3. Le Mémorandum de politiques économiques et financières (MPEF) ci-joint décrit les politiques que nous prévoyons de mettre en œuvre au cours des six prochains mois. Le gouvernement est convaincu que les politiques et les mesures prévues dans ce Mémorandum contribueront à remédier aux difficultés de la balance des paiements et de faire avancer nos objectifs de réduction de la pauvreté et de croissance. Il consultera les services du FMI à sa propre initiative ou à la demande du Directeur Général du FMI, avant l'adoption de toute mesure supplémentaire qu'il peut juger nécessaire ou en cas de modifications apportées aux politiques énoncées dans ce Mémorandum. Le gouvernement s'engage également à coopérer pleinement avec le FMI pour atteindre ses objectifs en matière de politiques économiques et à ne pas introduire de mesures ou de politiques qui pourraient aggraver les difficultés de balance des paiements de Madagascar. La Banque centrale de Madagascar s’engage à se soumettre à la mise à jour de l'évaluation des garanties par le FMI avant qu’un arrangement subséquent du Fonds ne soit en place.

4. Les autorités malgaches consentent à la publication de cette lettre d'intention (LI) et du Mémorandum de politiques économiques (MPEF) et du Protocole d'accord technique (PAT), ainsi que du rapport des services du FMI relatif à la demande d’un décaissement au titre de la Facilité de crédit rapide (FCR) et de l'analyse de viabilité de la dette. Nous autorisons par la présente leur publication et affichage sur le site web du FMI, après approbation par le Conseil d'administration du FMI.

Veuillez agréer, Madame le Directeur général, l’expression de notre considération distinguée.

/s/ /s/

Monsieur Jean Razafindravonona

Ministère des Finances et du Budget

Madame Vonimanitra Razafimbelo

Ministre Gouverneur (par intérim)

Banque centrale de Madagascar

Mémorandum de politiques économiques et financières

I. Introduction

1. Contexte. Madagascar a traversé cinq années de crise politique durant lesquelles l’économie a souffert de fortes perturbations. L’activité économique a ralenti, les investissements ont stagné et les indicateurs sociaux se sont détériorés. Environ 90 pour cent de la population vit avec moins de 2 USD par jour (ajusté en fonction de la parité du pouvoir d’achat), concourant ainsi à faire de la pauvreté un problème critique pour Madagascar. Le problème de dénuement social est aggravé par la suspension des aides budgétaires qui a contraint les autorités à réduire les dépenses sociales et celles liées à l’infrastructure. En outre, les arriérés intérieurs se sont accumulés.

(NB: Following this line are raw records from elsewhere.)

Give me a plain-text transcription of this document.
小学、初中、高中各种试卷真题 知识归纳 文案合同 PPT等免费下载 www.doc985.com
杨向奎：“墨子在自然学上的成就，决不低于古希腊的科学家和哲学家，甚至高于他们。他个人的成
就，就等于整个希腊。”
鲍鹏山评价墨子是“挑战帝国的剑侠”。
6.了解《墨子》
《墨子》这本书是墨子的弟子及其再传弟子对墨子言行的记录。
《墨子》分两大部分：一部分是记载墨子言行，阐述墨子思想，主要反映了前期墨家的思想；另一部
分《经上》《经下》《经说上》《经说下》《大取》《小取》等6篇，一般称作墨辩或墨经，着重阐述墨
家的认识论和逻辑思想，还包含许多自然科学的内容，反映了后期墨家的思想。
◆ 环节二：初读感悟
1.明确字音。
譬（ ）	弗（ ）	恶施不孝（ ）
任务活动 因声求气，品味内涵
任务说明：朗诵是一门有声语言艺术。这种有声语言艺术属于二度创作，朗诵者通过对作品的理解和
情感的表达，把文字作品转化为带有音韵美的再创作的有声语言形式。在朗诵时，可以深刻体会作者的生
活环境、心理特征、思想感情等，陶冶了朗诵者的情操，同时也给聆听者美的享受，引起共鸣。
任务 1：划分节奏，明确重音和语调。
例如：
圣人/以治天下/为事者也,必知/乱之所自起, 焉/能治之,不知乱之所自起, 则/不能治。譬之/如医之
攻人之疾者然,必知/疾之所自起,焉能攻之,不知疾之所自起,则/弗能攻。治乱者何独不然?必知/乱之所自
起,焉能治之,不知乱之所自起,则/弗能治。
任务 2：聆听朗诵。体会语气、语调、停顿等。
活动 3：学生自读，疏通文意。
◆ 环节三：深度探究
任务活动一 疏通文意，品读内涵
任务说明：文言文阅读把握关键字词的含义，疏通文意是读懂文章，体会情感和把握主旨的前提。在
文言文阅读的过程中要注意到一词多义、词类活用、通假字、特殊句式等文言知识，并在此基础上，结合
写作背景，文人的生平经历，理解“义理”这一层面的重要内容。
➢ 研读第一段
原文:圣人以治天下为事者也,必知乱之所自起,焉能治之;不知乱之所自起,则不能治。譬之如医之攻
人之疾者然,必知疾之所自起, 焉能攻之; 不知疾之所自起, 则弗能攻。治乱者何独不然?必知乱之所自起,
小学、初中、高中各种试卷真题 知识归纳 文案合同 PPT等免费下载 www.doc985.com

Toutefois, le gouvernement de transition a pu préserver la stabilité macroéconomique et financière grâce à des politiques budgétaire et monétaire prudentes. Suite aux élections présidentielles et parlementaires de 2013, ainsi qu’à la nomination d’un Premier Ministre et à la formation du nouveau gouvernement en Avril 2014, Madagascar est prêt à s’engager dans un programme de relance économique et de redressement social avec le soutien des partenaires techniques et financiers.

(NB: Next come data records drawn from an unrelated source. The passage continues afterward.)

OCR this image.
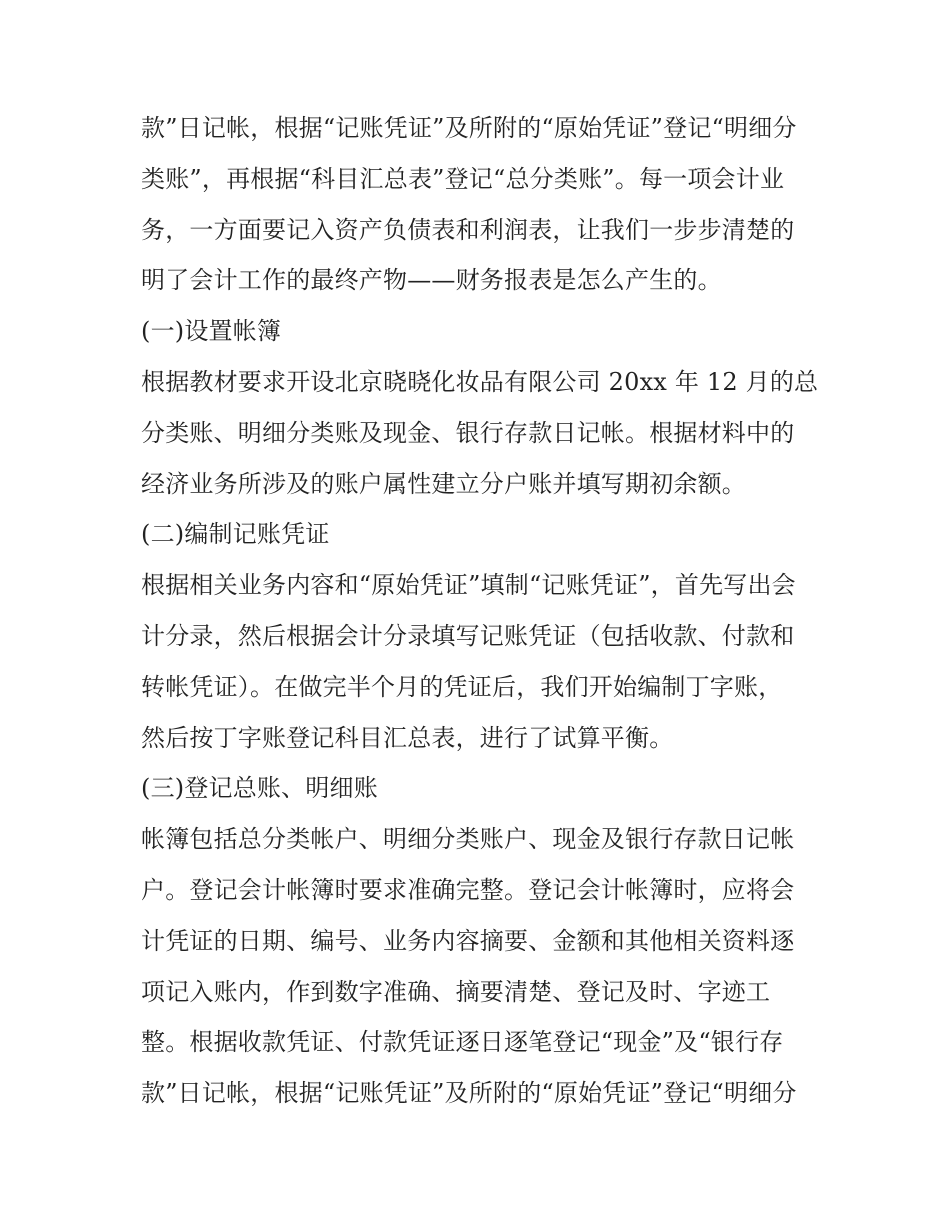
款”日记帐，根据“记账凭证”及所附的“原始凭证”登记“明细分
类账”，再根据“科目汇总表”登记“总分类账”。每一项会计业
务，一方面要记入资产负债表和利润表，让我们一步步清楚的
明了会计工作的最终产物——财务报表是怎么产生的。
(一)设置帐簿
根据教材要求开设北京晓晓化妆品有限公司 20xx 年 12 月的总
分类账、明细分类账及现金、银行存款日记帐。根据材料中的
经济业务所涉及的账户属性建立分户账并填写期初余额。
(二)编制记账凭证
根据相关业务内容和“原始凭证”填制“记账凭证”，首先写出会
计分录，然后根据会计分录填写记账凭证（包括收款、付款和
转帐凭证）。在做完半个月的凭证后，我们开始编制丁字账，
然后按丁字账登记科目汇总表，进行了试算平衡。
(三)登记总账、明细账
帐簿包括总分类帐户、明细分类账户、现金及银行存款日记帐
户。登记会计帐簿时要求准确完整。登记会计帐簿时，应将会
计凭证的日期、编号、业务内容摘要、金额和其他相关资料逐
项记入账内，作到数字准确、摘要清楚、登记及时、字迹工
整。根据收款凭证、付款凭证逐日逐笔登记“现金”及“银行存
款”日记帐，根据“记账凭证”及所附的“原始凭证”登记“明细分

II. Évolutions économiques de 2009 à 2013

2. En 2009, le pays a connu une forte contraction du PIB de 3,5 pour cent en raison du climat d’incertitude qui prévalait et de la suspension des appuis budgétaires des partenaires techniques et financiers. La croissance a continué à stagner du fait de l’incertitude persistante, de la perte d’accès au marché préférentiel, des sorties de capitaux et des catastrophes naturelles. Une modeste reprise s’est amorcée en 2011 avec une croissance moyenne de 2,1 pour cent de 2011 à 2013, soutenue principalement par deux grands projets miniers d’envergure mondiale. Par ailleurs, la majorité des indicateurs sociaux ont également stagné ou se sont détériorés malgré la poursuite de quelques projets à caractère social et humanitaire financés par les bailleurs de fonds. La faible croissance économique combinée avec la détérioration de la situation sociale ont pour conséquence l’augmentation de la proportion de la population vivant en dessous du seuil de pauvreté.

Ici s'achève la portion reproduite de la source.